Johannesburg - South African government bonds rallied in early Tuesday trade although demand could taper off with the potential injection of R2.1bn of new paper when the Treasury holds its first auction of the year.
The rand was largely flat against the dollar, barely moving on data showing both gross and net foreign exchange reserves fell in December compared with the previous month.
At 06:44 GMT the yield for the benchmark bond due in 2026 was down 5 basis points at 7.225% and that for the two year paper shaved off 2.5 basis points to 5.325%.
"We're opening up stronger again in keeping with the last two days. It's been a good week for bonds so far, with offshore buyers and the lack of liquidity causing the move," said Mark Southworth, a bond trader at Citi.
Data from the JSE exchange shows foreign demand for local debt has been strong in the first week of 2013, with offshore accounts buying a net R1.5bn as of January 4, compared to net sales of about R90m over the same period last year.

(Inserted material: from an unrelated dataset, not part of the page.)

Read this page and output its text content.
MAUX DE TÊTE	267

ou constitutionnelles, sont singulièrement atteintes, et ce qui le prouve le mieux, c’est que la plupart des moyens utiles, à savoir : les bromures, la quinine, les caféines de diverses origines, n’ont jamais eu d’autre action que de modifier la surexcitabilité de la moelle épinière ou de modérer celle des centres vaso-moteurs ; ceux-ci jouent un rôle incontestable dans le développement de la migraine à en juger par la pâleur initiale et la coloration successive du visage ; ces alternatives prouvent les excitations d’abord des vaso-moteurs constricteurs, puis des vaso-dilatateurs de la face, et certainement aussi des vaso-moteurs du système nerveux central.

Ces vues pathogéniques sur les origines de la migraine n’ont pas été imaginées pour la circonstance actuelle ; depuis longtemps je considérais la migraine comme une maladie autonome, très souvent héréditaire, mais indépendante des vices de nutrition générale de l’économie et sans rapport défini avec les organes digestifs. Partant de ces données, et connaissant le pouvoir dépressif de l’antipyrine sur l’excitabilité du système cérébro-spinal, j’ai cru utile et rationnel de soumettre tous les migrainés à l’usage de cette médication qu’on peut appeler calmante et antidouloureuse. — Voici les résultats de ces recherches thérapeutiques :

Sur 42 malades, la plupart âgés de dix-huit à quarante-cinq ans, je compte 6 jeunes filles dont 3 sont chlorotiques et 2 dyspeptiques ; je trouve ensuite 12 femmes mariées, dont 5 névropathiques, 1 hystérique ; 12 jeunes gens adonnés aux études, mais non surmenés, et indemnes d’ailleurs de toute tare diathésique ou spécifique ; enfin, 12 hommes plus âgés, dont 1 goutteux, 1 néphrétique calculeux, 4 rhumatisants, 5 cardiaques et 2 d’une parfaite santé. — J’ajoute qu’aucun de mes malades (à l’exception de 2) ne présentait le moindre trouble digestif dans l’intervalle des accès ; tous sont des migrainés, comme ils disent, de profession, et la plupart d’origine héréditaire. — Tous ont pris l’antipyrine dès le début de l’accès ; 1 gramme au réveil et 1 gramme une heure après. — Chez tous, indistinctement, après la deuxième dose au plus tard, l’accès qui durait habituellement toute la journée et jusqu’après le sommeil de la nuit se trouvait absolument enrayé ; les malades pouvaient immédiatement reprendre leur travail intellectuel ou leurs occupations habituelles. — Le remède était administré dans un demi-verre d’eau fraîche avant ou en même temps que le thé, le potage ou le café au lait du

"This morning we do have the bond auction, so it will be interesting to see whether the market still has appetite for bonds at these relatively expensive levels," Southworth said.
The rand was at R8.5720 against the dollar, just 0.08% softer than the previous day's close at R8.5654.
The currency barely moved after a Reserve Bank report showed net gold and foreign exchange reserves fell to $47.948bn at the end of December from $48.431bn in November.
Gross reserves were also lower at $50.735bn from $50.813bn the month before.